First things first, let’s discuss Fero. When we met at Urban Standard to work on transitioning What To Eat, we discussed how much happened this summer in terms of new restaurants and things to come. After taking look at the list of the newcomers to the scene, we decided to explore Fero. (Together, we went as a team to a complimentary preview dinner, with several of us returning weeks after the opening.)

Fero, which opened last month in the northwest corner of Pizitz Food Hall, is the second full-service restaurant to open in the food hall. (Ghion Cultural Hall was the first.) Italian with a (U.S.) Southern influence, it’s run by Fourth Earl Hospitality, which also runs Pizitz/ Choza Taqueria and The Louis Bar. Designed by Appleseed Workshop, the restaurant seats 85 and will later feature outdoor seating.

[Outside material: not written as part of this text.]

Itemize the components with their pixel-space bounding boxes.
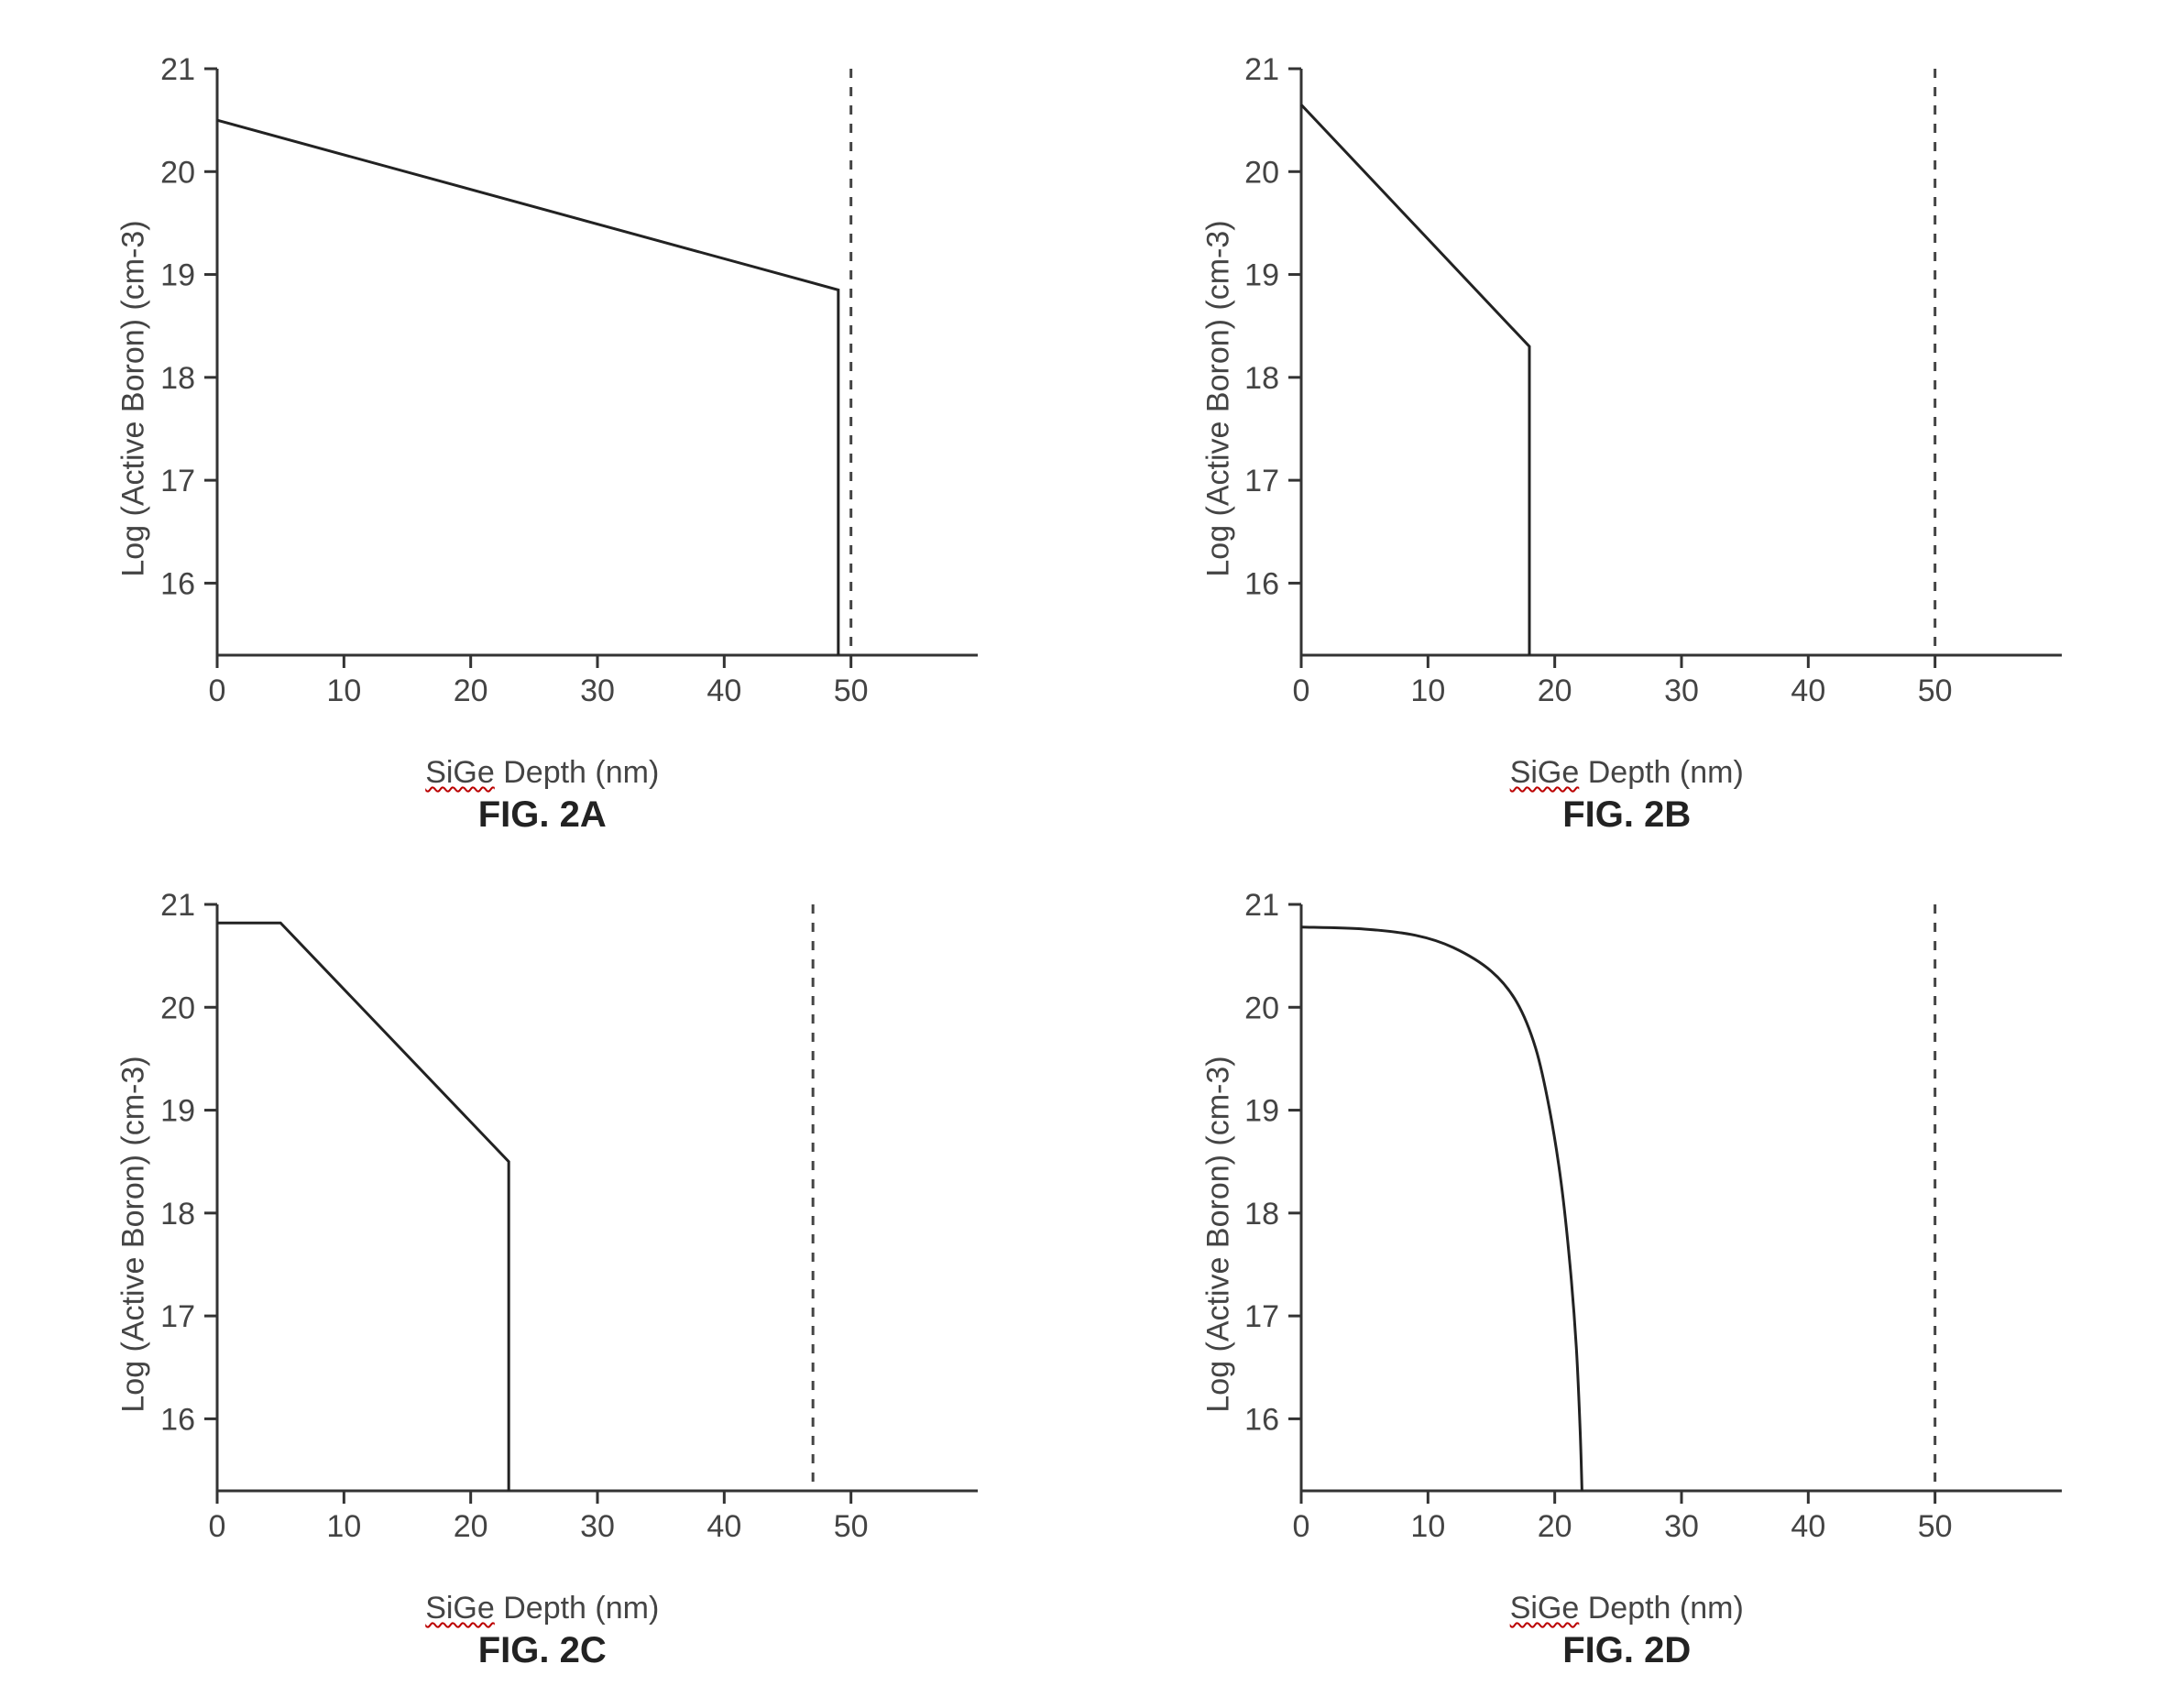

Fero complements Birmingham’s existing Italian offerings. The long established Gianmarco’s offers old-school classics and family recipes in the heart of Homewood. Fero is closer in concept to Bettola in a modern interpretation of Italian on 2nd Avenue. There’s room for them all.

As for Fero, with a bar, an open kitchen, and a private dining area, the restaurant, with its sleek decor, is designed to become a destination onto itself.

There was a good bit of advance press for Fero (which means “steel” in Latin). Co-owner Chef Akhtar Nawab of Brooklyn brings a distinguished pedigree, working among San Francisco and New York’s top chefs, and at restaurants like Gramercy Tavern, Craft, and his own restaurant, Elettaria. Oh, and he was also on Iron Chef.

We know, we know. That’s great and all. But how is Fero’s food?

We’re pleased to report that it lives up to the buzz.

First, Fero’s menu is divided into four parts: starters, pasta, mains, and vegetables. We ordered family style, and recommend that you do the same. Servers are friendly and attentive, happy to help you order depending on your appetite and preferences.

The oysters are incredibly fresh, notable since they are from Nova Scotia. Served with black pepper and horseradish granita, they’re the perfect way to begin the meal. (Though we’d also link to see Alabama oysters on the menu, hint hint.)

The buckwheat crepe provides a savory note. Filled with Fudge Farms pork belly and black cabbage, and served with parmesan crisp, it’s a welcome addition to Birmingham’s crepe-sparse menus.

The Vitello tonnato is a dish popular in both Italy and Argentina that features thinly sliced braised veal, tuna aioli, and arugula, served with a poached egg. Savory and delicious.

Two pasta items are standouts: the free form ravoli with braised lamb, harissa and smoke ricotta:

And the the quadrucci, a charcoal pasta with duck ragout, black olives and tomatoes, has become a favorite for the What To Eat crew:

For the mains, the black grouper is served with an excellent vadouvan curry and baba ganush. (One member of our party, a notoriously picky eater, commented that the curry was a perfect complement to the fish.)

The scallops are served about four to give to a plate, served with a coconut beet yogurt, farotto, charred broccoli rabe, and dukkah.

The Fudge Farms Porterhouse Chop is a generous portion and was a hit at our table.

For vegetables, the outstanding dish is the crisp brussels sprouts, served with chile, honey, and pecorino. It’s perfect as a starter or side dish and a must-order.

With prices starting at $9 for an appetizer, pastas starting at $13, and mains starting at $23, pricing is on par with upscale restaurants around town. They are currently open for dinner only, and do take reservations, which is a plus. We’re looking forward to seeing how Fero continues to evolve. If you go, let us know what you think. And save a plate of quadrucci for us.